Date: August 13 2012
Casino operator Crown has become the latest in a string of companies to issue hybrid-style shares, through a planned $400 million offering. And like all good gaming companies, the odds are skewed firmly in favour of the house.
Crown has sought to capitalise on strong retail investor demand for hybrid-like notes sold by Insurance Australia Group, the big banks, Caltex and Tabcorp. But the bulk of the $8 billion in subordinated debt and hybrid securities sold since the start of the year offer investors bond-like returns but with equity-like risks.

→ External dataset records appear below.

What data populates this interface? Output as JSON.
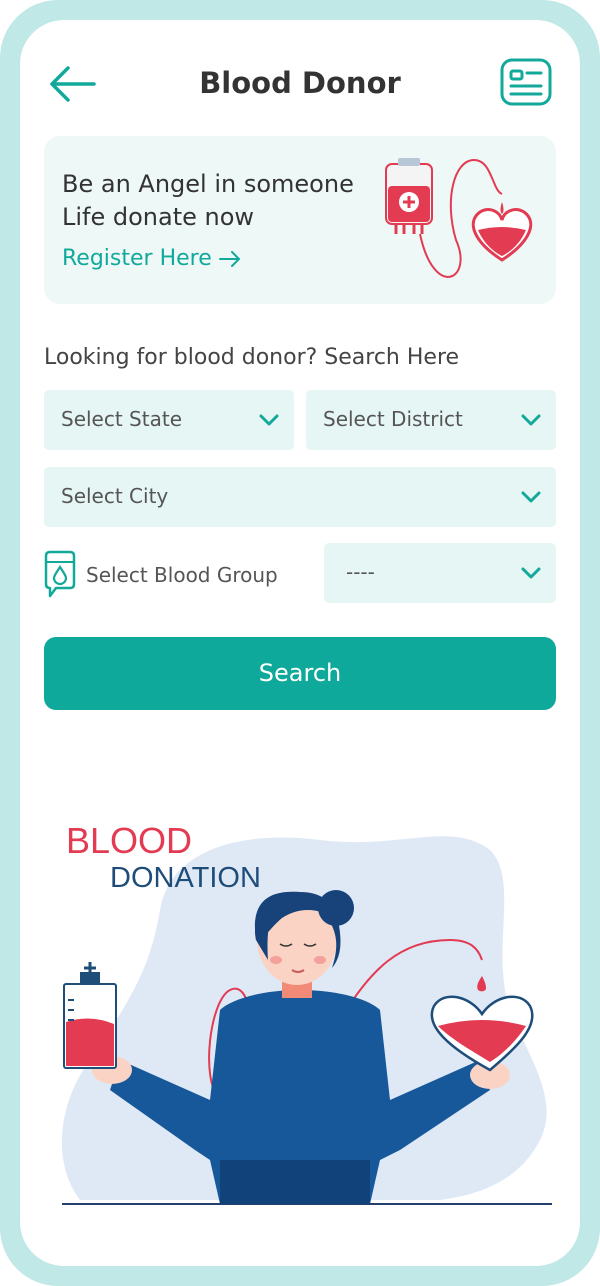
{
  "header": {
    "title": "Blood Donor",
    "back_icon": "arrow-left-icon",
    "card_icon": "id-card-icon"
  },
  "banner": {
    "line1": "Be an Angel in someone",
    "line2": "Life donate now",
    "register_label": "Register Here"
  },
  "search": {
    "label": "Looking for blood donor? Search Here",
    "state_placeholder": "Select State",
    "district_placeholder": "Select District",
    "city_placeholder": "Select City",
    "blood_group_label": "Select Blood Group",
    "blood_group_value": "----",
    "search_button": "Search"
  },
  "illustration": {
    "word1": "BLOOD",
    "word2": "DONATION"
  },
  "colors": {
    "accent": "#0ea99a",
    "frame": "#bfe8e6",
    "field": "#e6f6f5",
    "blood_red": "#e23b52",
    "navy": "#1f4d7a"
  }
}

The Crown offer follows plans by the gaming group to spend $568 million building a new six-star hotel at its Burswood complex in Perth.
The company, which is keen to attract more Asian high-rollers to Australia, has also signed a deal to build a luxury harbourside hotel at Sydney’s Barangaroo project.
Crown, which lodged its prospectus this morning, is offering an indicative 5 percentage point interest margin above the bank bill rate.
This is slightly at the top end of recent offerings and suggests the initial gross yield will be 8.63 per cent per annum, based on current pricing of bank bills. Although interest rates could move lower with futures markets still pricing a further cut to official cash rates.
The maturity of the Crown notes are 60 years. A key feature of the notes, which rank below bonds, are that the interest payments can be deferred until maturity at Crown’s sole discretion.
The Crown notes may be redeemed on the first call date on September 14, 2018, but there is no step-up interest if it chooses not to redeem the notes at the date. The first step-up in coupon is not until September 14, 2038, similar to the recent issue by pipeline operator APA Group.
Crown also warned investors it may also defer interest payments if the company breaches two financial ratios - including measures of debt levels and interest coverage.
Elsewhere, the Crown prospectus also highlights investors will have to pay tax on accumulated dividends and any compounding component, even if the dividends are not actually paid due to suspension.
Crown chief financial officer Ken Barton said the proceeds will support the casino’s plan to grow its portfolio of well-recognised, premium branded assets.
‘‘The offer demonstrates Crown’s diligent approach to capital management, will diversify Crown’s funding sources and will provide greater flexibility to refinance upcoming debt maturities,’’ Mr Barton said.
The Crown offer will open on August 21, with the notes to be issued on September 14 and begin trading on the Australian Securities Exchange on September 19.
There are signs investors are becoming more discerning when it comes to hybrid notes. Online employment company Seek was forced to shelve its $125 million subordinated debt issue after a cool response from a risk-averse retail market.
Gaming outfit Tatts Group sold only $185 million of the $200 million it had hoped to raise.